I predict that Democrats will resist any Republican attempt at reforming the law and Republicans will similarly resist Democratic attempts at reforming it. The words “gutting”, “stonewalling”, and “hate poor people” come to mind.
In an earlier comment I mentioned the many weak assumptions made in the framing of the PPACA. One of the weakest was that incremental reform of the law was a viable plan.
I think I suggested some time back that they would eventually need a high risk pool for the previously uninsurable. It would be similar to flood insurance, and it would only cover specific illnesses or dollar amounts. Regular health insurance would be like homeowners insurance, and you could get riders for your health insurance to cover extras to your government high risk insurance.
Well, if the GOP wins and deregulates, I am making big bucks. Guess I can’t lose. Anyway, this is the same newspaper that predicted large increases in premiums the last 2-3 years. Didn’t happen. The CBO projections were made before they knew Medicaid would not be expanded in red states, and without knowing how much resistance there would be to the plan. Not that worried yet.
Steve
“I think I suggested some time back that they would eventually need a high risk pool for the previously uninsurable.”
Many states had these before. They didn’t work, which was one of the reasons we needed health care reform.
Steve
@steve
I doubt the states worked the way flood insurance works. I suspect it was more like high risk auto insurance.
Flood insurance is a government program, and it is nationwide. During the good years, the fund built up, and during the bad years, it is drawn down. The government will backstop any additional funds needed, and premiums will rise to help offset those funds.

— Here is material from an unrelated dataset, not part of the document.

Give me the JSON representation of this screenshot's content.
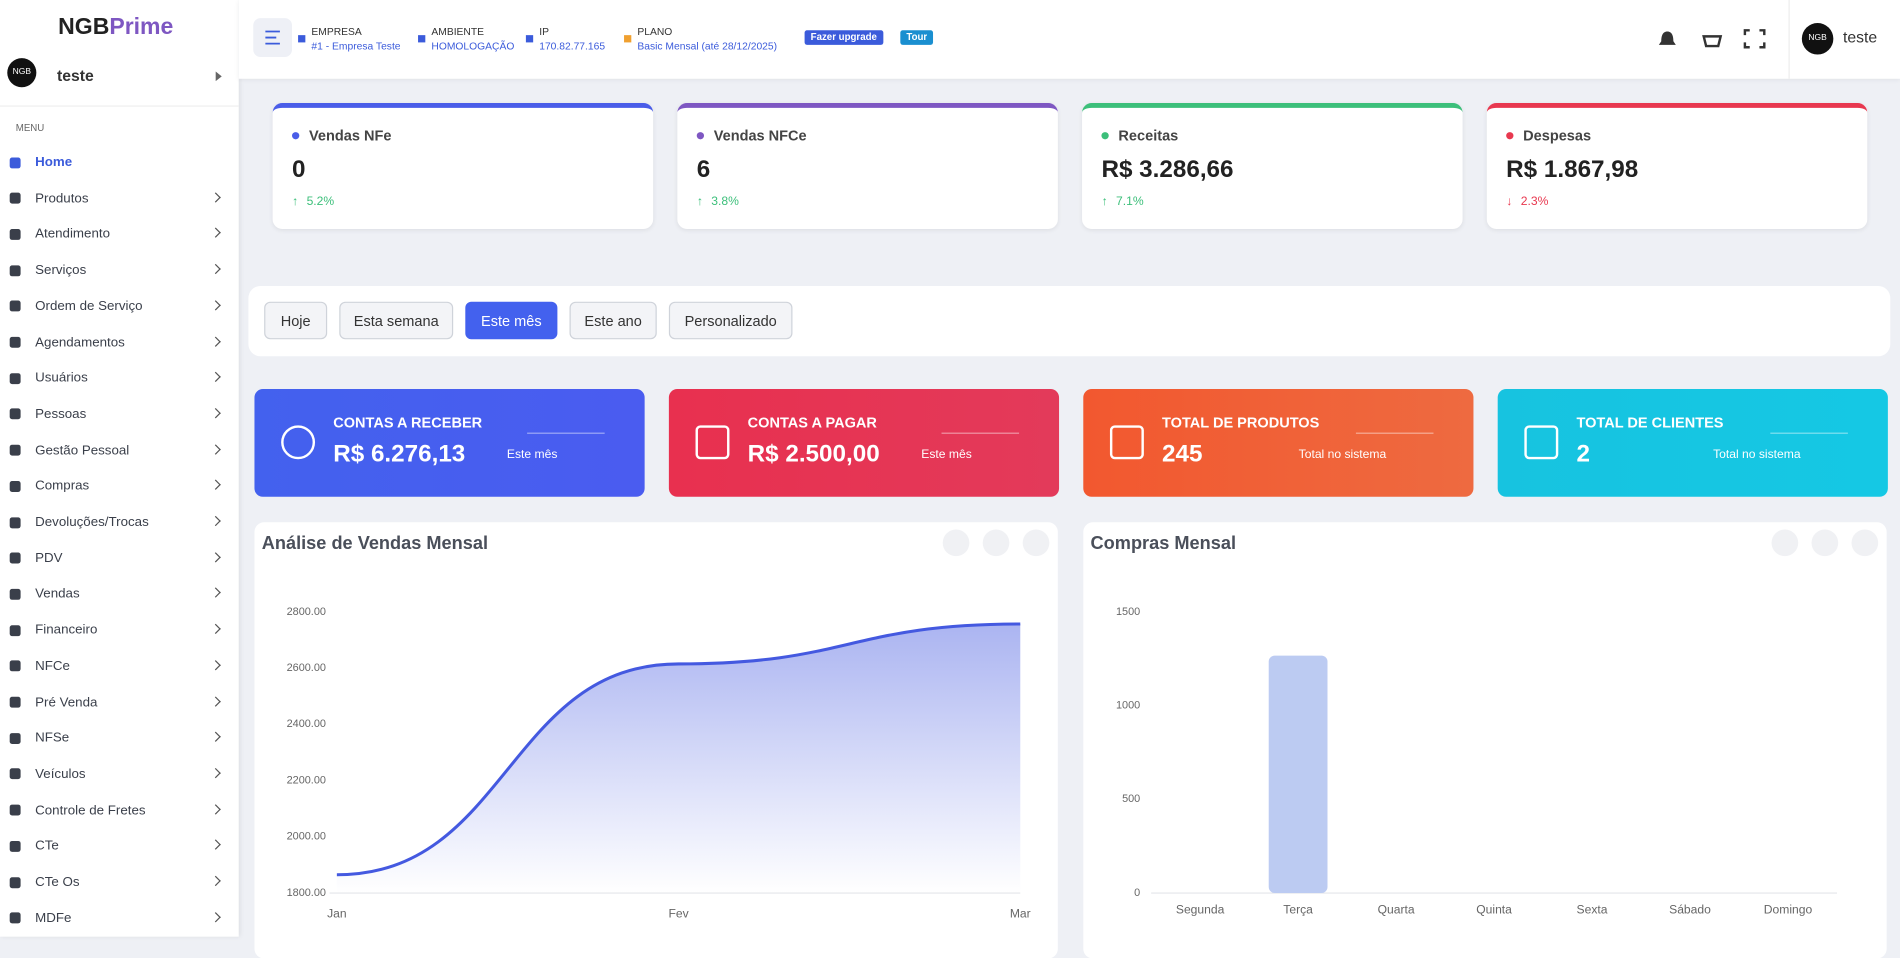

To have the program totally funded through premiums would be cost prohibitive for most homeowners, and the government picks up the tab for a lot of flood damage. Republicans will howl. So what.
You keep saying that it is a small percentage that are the problem. If this is the case, this is what you need to do. Otherwise, there is no way to include them, have affordable premiums, and get acceptable care. I do not know what the details would be, but with flood insurance, there are flood maps with zones rated for floodability. Your premiums are based upon this. I would think you could devise something similar.
I realize that the government is going to be spending a lot of money every year on this program, but if you want universal coverage without bankrupting the insurance companies, you need to take the worst conditions off their coverage. (They still cover this group for everything else.) Philosophically, I do not like it, but in the real world, it would keep people from being told that their insurance has run out. Again, Republicans will howl. So what.
A medical loss ratio of 85% that doesn’t include an allowance of an extra 5% for profit and administrative expenses implies a return to the health insurance consumer of 80 cents for every healthcare insurance premium dollar spent.
The 15% between the 85% and the 100% is the allowance for administrative overhead and profit.